In Yevgenyevka we met Viktor Ryambov, head of the farm enterprise “Sergey.” His story is about the “school of the field”: from early shifts on potato harvests to running a farm where decisions rest on practice, discipline, and respect for the land.
“Practice is the best teacher”
Ryambov is frank: he did not come from an academic agronomy track. “I wouldn’t call myself an agronomist, but I learn every day—colleagues point out the weak spots. The main thing is to act and judge by results.”
Some of the most important insights came from seed work: elite, 1st, 2nd, 3rd reproductions and the need for genuine—not “paper”—renewal of planting material.

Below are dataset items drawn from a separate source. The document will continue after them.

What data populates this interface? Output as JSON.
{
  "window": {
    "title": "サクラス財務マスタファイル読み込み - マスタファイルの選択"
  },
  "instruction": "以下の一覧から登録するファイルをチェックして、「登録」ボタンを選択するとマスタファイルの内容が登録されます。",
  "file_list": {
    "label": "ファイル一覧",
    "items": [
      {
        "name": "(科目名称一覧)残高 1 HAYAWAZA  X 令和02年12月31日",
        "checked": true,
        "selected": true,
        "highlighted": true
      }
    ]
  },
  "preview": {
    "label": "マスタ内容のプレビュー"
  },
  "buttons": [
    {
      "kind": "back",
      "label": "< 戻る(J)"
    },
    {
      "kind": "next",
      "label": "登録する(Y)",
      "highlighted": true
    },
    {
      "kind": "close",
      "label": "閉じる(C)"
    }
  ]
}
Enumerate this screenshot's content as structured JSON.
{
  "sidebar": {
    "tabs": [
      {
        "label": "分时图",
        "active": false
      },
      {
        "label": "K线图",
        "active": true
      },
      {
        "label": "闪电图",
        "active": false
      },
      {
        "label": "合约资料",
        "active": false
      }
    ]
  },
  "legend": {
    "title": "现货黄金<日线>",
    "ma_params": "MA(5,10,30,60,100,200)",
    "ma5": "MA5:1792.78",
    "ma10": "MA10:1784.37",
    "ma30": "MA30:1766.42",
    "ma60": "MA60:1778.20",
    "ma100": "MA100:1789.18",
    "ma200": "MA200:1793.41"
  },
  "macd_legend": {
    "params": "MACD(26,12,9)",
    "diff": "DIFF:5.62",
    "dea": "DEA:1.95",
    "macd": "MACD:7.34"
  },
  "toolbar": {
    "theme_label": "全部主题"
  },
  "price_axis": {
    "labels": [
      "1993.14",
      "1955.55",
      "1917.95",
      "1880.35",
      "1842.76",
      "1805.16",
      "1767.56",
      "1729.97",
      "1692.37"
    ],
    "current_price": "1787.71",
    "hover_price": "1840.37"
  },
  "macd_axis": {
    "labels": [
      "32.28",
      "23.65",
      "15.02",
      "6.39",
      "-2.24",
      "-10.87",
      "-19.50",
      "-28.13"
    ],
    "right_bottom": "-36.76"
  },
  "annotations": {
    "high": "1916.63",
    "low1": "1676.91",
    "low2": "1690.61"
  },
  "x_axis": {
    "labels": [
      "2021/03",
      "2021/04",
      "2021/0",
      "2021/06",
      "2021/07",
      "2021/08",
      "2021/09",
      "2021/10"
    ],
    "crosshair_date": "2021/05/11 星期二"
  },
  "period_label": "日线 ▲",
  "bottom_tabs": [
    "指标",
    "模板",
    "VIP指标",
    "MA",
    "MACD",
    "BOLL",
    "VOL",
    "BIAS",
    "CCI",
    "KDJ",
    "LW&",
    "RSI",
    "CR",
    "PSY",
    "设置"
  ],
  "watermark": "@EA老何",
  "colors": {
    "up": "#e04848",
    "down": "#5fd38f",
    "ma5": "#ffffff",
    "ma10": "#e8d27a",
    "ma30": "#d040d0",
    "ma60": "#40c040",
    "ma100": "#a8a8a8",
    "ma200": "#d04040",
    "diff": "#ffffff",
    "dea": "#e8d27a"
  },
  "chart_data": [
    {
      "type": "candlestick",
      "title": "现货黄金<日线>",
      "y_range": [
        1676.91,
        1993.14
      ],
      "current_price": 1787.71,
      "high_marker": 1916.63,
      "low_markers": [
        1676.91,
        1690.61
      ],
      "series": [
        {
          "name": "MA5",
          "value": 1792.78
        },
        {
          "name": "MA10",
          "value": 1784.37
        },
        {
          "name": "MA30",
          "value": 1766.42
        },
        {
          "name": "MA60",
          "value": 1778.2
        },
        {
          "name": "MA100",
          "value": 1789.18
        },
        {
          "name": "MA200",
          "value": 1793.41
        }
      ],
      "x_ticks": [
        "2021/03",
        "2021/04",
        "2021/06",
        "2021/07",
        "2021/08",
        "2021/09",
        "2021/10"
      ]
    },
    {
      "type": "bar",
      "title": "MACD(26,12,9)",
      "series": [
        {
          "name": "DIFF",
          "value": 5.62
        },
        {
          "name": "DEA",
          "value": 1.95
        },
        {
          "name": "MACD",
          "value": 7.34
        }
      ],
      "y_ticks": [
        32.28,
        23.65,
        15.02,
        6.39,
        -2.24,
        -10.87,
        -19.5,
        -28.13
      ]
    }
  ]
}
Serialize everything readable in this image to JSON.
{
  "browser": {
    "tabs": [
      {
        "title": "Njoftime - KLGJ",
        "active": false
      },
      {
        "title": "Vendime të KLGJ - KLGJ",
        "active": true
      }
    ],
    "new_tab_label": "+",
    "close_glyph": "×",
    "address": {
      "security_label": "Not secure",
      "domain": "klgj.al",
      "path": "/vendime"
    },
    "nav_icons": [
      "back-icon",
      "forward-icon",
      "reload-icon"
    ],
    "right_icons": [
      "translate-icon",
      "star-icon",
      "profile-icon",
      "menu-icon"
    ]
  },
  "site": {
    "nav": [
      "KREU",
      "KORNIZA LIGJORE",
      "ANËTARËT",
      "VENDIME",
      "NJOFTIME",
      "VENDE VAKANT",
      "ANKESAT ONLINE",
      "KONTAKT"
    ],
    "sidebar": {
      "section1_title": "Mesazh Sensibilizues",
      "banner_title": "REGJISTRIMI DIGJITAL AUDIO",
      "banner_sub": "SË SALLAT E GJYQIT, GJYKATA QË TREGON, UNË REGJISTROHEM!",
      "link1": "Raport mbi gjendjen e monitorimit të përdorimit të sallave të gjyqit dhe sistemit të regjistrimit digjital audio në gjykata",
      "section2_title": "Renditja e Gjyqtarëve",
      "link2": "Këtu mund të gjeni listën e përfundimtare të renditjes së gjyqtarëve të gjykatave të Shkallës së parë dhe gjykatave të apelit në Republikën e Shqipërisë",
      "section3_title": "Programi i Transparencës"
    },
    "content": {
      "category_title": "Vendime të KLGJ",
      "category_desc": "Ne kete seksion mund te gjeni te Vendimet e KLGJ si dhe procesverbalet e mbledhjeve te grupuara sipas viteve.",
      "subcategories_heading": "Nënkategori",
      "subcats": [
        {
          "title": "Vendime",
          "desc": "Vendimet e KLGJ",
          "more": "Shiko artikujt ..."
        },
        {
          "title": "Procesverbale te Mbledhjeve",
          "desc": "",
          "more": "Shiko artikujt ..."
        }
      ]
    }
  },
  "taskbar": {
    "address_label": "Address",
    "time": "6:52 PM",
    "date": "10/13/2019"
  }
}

“Elite seed isn’t a label. If someone plants first reproduction table potatoes 300 meters away, what kind of ‘super-elite’ is that? Elite requires isolation distances; otherwise it’s self-deception.”
Crop rotation: balancing cash crops, feed, and soil health
The rotation is built around potatoes, carrots, maize, and alfalfa (lucerne) with clear proportions and roles:
- Potatoes — the core cash crop (reference area: ~430 ha).
- Carrots — up to 25% of the potato area (about 100 ha) to diversify revenue.
- Maize — area comparable to potatoes; part of the biomass stays in the field, part goes to feed.
- Alfalfa (lucerne) — the anchor of soil health and a feed base for livestock: twice the potato area (around 750 ha).
“Science is great, but decisions must live in reality: animals need feed daily, machinery and people need work, and the soil must not be exhausted,” Ryambov stresses.
Seed and isolation: no illusions
The approach to seed is pragmatic: spatially separate reproductions, don’t mix elite plots with table fields, and don’t “stretch” the same fraction forever. “Better less but cleaner—rather than ‘elite on paper,’” he sums up.
Protection and “clean fields”
Top priority: clean fields and a clear protection logic. In Ryambov’s experience, casual penny-pinching on weed control turns into higher harvest costs and quality losses. “Once a tap-rooted weed establishes, neither a topper nor a harvester will save you.”
Family and succession
His son works in the farm like everyone else: tractor, trucks, plots—no special treatment. The father deliberately gives him room for independent decisions—even risky ones: “Let him try his way; then we compare. My job is to step in only if he’s drifting too far.” Celebrating success, he says, is “too early”: in agriculture, success is a string of good seasons, not a one-off yield.
Takeaways for peers
- Elite seed = isolation and discipline, not a sticker on a bag.
- Rotation must feed both soil and farm: cash crop + feed + a soil-improving crop (alfalfa).
- Clean fields pay off: skimping on herbicides is often costlier in the end.
- Succession = responsibility: let the young make independent calls with quiet senior back-up.